Date Available

4-28-2015

Year of Publication

2015

Degree Name

Doctor of Nursing Practice

Committee Chair

Dr. Melanie Hardin-Pierce

Clinical Mentor

Dr. Chandhiran Rangaswamy

Committee Member

Dr. Sheila Melander

Committee Member

Dr. Elizabeth Burckardt

Abstract

Purpose: The purpose of this project was to evaluate the implementation of an ST-elevation myocardial infarction (STEMI) Network into a large metropolitan healthcare system in Kentucky. The objectives of this project were to (1) determine if (and to what extent) the implementation of the STEMI Network decreased walk-in, emergency medical services (EMS), and transfer door to balloon (D2B) times at a STEMI receiving center at a metropolitan Kentucky academic hospital, (2) determine if there is a difference in treatment times for those individuals who present during working hours compared to non-working hours of the day, and (3) examine the associations between STEMI processes and specific patient characteristics (age, gender, race, body mass index, and various co-morbidities).

Setting: This project was conducted in an in-hospital invasive cardiovascular laboratory at a large metropolitan tertiary care and multi-organ transplant center located in Kentucky.

Population: Among the sample 69.9 % were male and 30.1 % were female. 80.1 % of the sample was Caucasian and 17.9 % were African American. Those included had an average age of 59 years (SD= 13.8), the mean body mass index (BMI) was 29.0% (SD=7.5), and 65.5% percent presented during non-working hours, while 34.5 % presented during working hours.
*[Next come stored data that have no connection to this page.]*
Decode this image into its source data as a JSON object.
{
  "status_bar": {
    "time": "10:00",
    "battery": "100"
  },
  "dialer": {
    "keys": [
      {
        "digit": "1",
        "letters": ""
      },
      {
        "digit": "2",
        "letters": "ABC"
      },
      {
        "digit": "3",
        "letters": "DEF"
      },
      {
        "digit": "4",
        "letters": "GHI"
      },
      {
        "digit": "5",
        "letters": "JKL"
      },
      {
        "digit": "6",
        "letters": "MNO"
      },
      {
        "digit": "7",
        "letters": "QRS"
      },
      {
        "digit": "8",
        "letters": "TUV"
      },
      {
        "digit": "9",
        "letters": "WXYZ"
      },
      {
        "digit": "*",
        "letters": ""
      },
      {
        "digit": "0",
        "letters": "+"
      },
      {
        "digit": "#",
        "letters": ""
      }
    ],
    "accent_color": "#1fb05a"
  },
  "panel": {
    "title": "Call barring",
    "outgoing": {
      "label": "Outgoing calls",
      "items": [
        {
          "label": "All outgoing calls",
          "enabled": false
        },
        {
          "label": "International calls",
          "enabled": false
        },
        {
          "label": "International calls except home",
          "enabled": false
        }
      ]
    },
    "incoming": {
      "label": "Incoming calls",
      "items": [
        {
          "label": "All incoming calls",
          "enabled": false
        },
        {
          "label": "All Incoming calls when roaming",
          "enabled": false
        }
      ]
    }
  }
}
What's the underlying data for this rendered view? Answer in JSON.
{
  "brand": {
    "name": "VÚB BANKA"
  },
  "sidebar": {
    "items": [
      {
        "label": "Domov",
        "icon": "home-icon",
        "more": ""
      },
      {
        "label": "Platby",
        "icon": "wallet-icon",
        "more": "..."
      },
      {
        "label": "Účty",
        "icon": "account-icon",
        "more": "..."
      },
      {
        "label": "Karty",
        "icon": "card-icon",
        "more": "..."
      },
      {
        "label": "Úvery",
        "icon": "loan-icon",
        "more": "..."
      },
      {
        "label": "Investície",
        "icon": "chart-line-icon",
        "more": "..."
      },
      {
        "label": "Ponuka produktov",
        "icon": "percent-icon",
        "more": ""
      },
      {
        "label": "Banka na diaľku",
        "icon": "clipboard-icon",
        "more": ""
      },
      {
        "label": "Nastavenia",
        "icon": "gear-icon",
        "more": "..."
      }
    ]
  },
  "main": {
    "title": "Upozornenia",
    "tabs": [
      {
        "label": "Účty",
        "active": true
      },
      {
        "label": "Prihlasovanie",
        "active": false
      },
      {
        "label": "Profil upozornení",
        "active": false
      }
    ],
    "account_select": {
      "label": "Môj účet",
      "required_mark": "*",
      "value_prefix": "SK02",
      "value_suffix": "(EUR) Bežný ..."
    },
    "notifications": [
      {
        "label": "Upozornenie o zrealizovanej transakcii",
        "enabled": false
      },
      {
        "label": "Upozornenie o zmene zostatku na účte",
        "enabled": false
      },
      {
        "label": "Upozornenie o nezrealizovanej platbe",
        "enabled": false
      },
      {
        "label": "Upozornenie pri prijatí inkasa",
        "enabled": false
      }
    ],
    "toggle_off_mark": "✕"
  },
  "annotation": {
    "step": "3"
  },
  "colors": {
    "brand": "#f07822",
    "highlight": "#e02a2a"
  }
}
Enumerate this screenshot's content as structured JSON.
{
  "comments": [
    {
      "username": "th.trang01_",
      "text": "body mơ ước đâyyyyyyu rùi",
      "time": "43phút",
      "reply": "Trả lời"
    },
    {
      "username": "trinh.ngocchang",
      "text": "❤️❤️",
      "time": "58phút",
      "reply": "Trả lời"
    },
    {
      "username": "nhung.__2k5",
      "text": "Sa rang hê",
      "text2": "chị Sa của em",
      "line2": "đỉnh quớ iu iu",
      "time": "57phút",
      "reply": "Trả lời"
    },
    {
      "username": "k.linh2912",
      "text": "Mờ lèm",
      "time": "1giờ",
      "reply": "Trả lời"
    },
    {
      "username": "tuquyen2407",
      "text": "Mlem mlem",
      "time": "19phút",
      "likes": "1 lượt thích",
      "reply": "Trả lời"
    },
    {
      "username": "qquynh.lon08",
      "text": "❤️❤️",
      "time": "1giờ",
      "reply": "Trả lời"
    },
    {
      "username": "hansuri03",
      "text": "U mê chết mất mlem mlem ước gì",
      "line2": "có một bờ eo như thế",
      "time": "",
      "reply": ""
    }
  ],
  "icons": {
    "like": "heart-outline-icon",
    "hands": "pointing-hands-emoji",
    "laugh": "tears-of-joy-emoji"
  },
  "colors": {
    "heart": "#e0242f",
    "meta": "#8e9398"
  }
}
Inclusion criteria: Patients 18 years or older with the principal diagnosis of a STEMI who presented as a walk-in to the ED, via EMS directly to the receiving facility or as a transfer patient from one of the referring hospitals within a 35 mile radius of the receiving hospital during three separate time periods.

Design & Methods: A retrospective study of electronic medical record data was conducted to evaluate the efficacy of a STEMI Network during three separate four consecutive month long time frames. ICD-9 codes 410.0-410.9 and medical record numbers were obtained by the Information Technology Department at a large metropolitan hospital in Kentucky. The data review included age, gender, race, height, weight; history of hypertension, diabetes mellitus, prior MI; zip code of patient presenting via EMS; FMC time, door time, first medical contact time, EKG time, cardiac catheterization lab door time, and device time, and time of day categorized into working and non-working hours.

Results: When examining the comparison between the two cohorts pre-implementation (n=32) versus post-implementation (n=82) the overall mean D2B time dropped from a pre-implementation mean time of 136.3 minutes to 80.5 minutes (log p-value = .005). The interaction between D2B times and pre/post cohort group was statistically significant with a p-value = .017. Walk-in and transfer patients all had D2B times that decreased when comparing pre to post-implementation D2B times. While EMS patients did not show a statistically significant decrease in times, there was still a decrease from mean of 85 minutes to a mean of 76 minutes with those patients exhibiting the lowest overall D2B times. Furthermore, patients who presented during non-working hours (pre-implementation log mean time of 202 minutes and a post-implementation log mean time of 88 minutes) and as transfers (pre-implementation log mean time of 238.6 minutes and post-implementation log mean time of 88.8 minutes) seemed to have the greatest benefits of the STEMI Network.